3) If phi < 0 or phi > 1 (in a two-phase mixture, for simplicity), the volume fraction of one of the two phases would be negative.

4) You cannot have -4 kg of water.

For an exercise, consider this:

phi = 1.05, rho1 = 1 kg/m^3, rho2 = 1000 kg/m^3

rho = phi*rho1 + (1 - phi)*rho2 = 1.05*1 + (1 - 1.05)*1000 = 1.05 - 0.05*1000 = 1.05 - 50 = -48.95 kg/m^3

In other words, an overshoot or undershoot of phi may cause negative density. Booooooom!

Hope this is now clear,

Hrv

For sure, I agree with you that mass or volume fraction can't give < 0 or > 1 and It was not my intention to say nothing against it or you. Sorry, but I was only saying that you can transport any value you like, no problem. I only used the LS example to show that you can transport whatever you want. It will depend how you're interpreting the values returned by the scalar field transported ("and" in the level set case, these values make sense since the method does not transport fractions). As I said, the "overfilled cell" idea does not make sense for me. I guess that this mass generation could be interpreted as a mass source (an inlet of one phase).

Regards

Renato.

Thank you for your interesting input. I have an idea on how I will transport the excess before the next computational sweep. By doing this detached from the main algorithm it will never know that there has been overfilled cells in the first place.

Best Regards

Sara

I reckon Renato has got a good point there. Make sure that the volume is conserved, and then add back whatever loss of mass you get as a source term. So long as your time step isn't to big, it should be able to cope with that.

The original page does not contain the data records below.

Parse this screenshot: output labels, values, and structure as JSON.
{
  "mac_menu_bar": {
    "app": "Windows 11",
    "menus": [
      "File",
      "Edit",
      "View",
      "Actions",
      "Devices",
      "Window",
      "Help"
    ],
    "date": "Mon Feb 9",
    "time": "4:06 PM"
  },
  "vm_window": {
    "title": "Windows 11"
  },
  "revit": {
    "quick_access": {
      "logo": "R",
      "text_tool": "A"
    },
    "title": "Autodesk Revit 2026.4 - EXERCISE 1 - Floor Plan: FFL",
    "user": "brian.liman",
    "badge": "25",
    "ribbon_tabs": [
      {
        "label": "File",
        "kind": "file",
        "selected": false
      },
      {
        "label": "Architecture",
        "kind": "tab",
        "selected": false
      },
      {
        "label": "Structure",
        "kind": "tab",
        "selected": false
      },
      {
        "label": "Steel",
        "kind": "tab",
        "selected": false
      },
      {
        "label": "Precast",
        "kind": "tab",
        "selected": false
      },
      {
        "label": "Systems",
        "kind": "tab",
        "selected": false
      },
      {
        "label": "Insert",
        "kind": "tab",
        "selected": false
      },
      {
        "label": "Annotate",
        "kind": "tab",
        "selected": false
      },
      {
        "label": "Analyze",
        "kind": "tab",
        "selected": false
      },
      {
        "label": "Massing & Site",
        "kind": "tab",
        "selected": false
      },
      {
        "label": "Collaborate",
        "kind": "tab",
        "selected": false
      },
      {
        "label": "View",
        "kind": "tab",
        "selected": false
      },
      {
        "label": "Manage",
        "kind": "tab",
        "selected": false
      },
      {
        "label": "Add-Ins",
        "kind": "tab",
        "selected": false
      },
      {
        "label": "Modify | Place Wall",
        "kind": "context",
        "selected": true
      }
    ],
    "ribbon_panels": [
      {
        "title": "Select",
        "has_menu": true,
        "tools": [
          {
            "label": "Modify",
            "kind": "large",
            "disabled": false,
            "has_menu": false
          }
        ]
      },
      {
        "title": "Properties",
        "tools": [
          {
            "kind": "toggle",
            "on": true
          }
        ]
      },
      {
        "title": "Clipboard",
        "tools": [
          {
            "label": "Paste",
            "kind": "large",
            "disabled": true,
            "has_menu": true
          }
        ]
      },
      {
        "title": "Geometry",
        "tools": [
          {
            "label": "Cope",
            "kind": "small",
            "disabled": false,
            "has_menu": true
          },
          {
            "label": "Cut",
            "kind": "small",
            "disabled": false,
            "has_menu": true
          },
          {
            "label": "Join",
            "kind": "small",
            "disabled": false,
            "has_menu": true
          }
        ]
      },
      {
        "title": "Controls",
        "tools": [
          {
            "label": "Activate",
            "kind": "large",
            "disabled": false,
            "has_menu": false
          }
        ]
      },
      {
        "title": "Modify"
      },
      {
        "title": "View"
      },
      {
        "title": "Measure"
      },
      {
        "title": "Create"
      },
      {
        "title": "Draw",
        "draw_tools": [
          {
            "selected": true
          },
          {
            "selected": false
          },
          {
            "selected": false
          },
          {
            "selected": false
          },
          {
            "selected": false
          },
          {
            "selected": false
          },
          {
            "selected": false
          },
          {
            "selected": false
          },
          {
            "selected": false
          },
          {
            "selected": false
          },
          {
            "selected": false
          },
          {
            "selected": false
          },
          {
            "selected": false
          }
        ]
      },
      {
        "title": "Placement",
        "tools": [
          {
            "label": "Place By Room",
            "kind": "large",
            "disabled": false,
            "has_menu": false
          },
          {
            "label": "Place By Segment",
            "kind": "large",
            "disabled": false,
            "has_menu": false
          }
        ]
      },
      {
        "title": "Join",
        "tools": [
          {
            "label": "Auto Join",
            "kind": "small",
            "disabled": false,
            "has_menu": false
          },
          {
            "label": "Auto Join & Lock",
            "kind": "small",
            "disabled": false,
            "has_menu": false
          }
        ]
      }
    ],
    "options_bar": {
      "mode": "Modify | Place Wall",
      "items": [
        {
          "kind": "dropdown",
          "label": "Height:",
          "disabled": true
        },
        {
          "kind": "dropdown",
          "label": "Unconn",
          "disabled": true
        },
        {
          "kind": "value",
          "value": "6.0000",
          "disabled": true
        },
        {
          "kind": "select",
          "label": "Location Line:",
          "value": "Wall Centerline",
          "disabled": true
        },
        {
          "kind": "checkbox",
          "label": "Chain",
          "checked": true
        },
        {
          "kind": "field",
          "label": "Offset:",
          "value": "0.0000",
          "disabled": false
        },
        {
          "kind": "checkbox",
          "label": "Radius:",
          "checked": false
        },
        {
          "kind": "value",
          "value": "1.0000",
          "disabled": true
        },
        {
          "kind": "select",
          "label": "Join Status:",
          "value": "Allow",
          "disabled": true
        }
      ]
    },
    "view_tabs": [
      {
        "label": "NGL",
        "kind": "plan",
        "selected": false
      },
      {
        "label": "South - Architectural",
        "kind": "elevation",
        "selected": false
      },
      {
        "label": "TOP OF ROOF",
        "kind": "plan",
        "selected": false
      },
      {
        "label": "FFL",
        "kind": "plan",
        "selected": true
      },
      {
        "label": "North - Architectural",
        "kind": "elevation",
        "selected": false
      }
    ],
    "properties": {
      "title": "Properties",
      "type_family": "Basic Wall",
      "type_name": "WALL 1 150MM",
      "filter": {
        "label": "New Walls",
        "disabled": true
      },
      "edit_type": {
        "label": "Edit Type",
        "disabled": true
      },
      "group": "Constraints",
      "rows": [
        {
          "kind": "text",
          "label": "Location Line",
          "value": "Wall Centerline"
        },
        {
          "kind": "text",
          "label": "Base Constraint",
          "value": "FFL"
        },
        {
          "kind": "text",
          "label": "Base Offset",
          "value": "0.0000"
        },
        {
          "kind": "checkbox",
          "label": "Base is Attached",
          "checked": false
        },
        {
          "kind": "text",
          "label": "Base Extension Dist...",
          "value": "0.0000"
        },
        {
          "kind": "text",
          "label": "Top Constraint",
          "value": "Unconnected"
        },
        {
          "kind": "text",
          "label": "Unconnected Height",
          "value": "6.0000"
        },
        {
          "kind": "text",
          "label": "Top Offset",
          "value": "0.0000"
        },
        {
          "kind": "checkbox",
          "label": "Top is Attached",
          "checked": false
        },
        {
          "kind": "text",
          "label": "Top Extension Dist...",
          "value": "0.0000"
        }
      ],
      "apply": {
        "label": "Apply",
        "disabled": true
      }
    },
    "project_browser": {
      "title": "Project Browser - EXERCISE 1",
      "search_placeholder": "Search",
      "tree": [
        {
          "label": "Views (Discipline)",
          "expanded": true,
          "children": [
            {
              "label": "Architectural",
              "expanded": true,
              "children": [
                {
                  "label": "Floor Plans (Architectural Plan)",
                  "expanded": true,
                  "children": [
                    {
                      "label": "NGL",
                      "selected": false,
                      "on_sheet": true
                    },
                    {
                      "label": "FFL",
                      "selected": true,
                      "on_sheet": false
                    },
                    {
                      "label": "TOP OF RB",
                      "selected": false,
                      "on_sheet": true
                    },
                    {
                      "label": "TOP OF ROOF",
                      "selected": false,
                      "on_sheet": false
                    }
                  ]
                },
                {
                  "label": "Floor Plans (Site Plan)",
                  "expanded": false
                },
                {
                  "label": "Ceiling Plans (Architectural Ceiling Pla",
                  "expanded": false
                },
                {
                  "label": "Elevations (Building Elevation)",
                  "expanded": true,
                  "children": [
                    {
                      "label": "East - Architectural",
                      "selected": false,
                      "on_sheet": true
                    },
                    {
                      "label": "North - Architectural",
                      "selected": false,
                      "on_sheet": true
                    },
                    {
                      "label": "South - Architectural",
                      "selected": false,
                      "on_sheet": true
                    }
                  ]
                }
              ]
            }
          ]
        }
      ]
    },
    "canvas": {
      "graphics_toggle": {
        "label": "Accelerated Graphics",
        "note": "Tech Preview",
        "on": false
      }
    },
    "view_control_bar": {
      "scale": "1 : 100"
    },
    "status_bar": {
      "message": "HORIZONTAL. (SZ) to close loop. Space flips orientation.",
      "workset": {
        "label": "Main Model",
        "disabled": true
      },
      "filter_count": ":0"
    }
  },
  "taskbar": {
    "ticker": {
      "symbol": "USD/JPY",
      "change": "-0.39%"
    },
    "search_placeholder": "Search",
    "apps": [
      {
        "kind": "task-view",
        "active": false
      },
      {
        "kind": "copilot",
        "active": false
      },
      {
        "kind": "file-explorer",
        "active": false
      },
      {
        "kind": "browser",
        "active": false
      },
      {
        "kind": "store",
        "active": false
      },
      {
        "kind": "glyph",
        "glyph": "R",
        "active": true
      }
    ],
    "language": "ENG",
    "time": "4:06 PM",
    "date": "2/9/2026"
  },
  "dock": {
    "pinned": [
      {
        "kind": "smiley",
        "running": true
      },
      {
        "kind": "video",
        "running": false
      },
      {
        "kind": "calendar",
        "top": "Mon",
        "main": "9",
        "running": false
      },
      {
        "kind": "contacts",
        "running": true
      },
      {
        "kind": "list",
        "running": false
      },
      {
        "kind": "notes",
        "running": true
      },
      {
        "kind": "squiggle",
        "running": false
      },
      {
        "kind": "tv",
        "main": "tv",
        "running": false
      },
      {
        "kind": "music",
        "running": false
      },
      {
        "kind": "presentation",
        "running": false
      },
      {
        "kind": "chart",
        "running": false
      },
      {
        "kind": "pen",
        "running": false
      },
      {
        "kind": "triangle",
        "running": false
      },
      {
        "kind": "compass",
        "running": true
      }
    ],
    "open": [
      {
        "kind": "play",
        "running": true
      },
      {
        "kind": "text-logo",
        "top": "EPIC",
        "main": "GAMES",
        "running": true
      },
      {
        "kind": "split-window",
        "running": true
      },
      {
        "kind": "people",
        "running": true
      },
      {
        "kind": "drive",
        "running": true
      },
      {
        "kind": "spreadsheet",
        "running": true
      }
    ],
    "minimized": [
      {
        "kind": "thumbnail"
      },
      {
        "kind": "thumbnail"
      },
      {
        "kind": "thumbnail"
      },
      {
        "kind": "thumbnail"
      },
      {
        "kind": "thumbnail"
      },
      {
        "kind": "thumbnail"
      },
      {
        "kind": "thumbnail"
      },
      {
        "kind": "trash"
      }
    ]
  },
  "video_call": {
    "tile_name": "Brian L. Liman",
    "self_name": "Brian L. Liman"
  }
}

The formula for converting between mass and volume fractions is (for a suspension)

phi1=(w1*rho2)/(rho1+w1(rho2-rho1)

So I reckon you: Do your reaction calc Look at the resultant phi1+phi2 Fudge it so that phi1+phi2=1 Then take what's left and through it in as a source of mass.

That way the code should be able to cope with the overfilling.

Best of luck

What commercial solver are you using, Sara, and ar you not able to inquire of the vendor for assistance?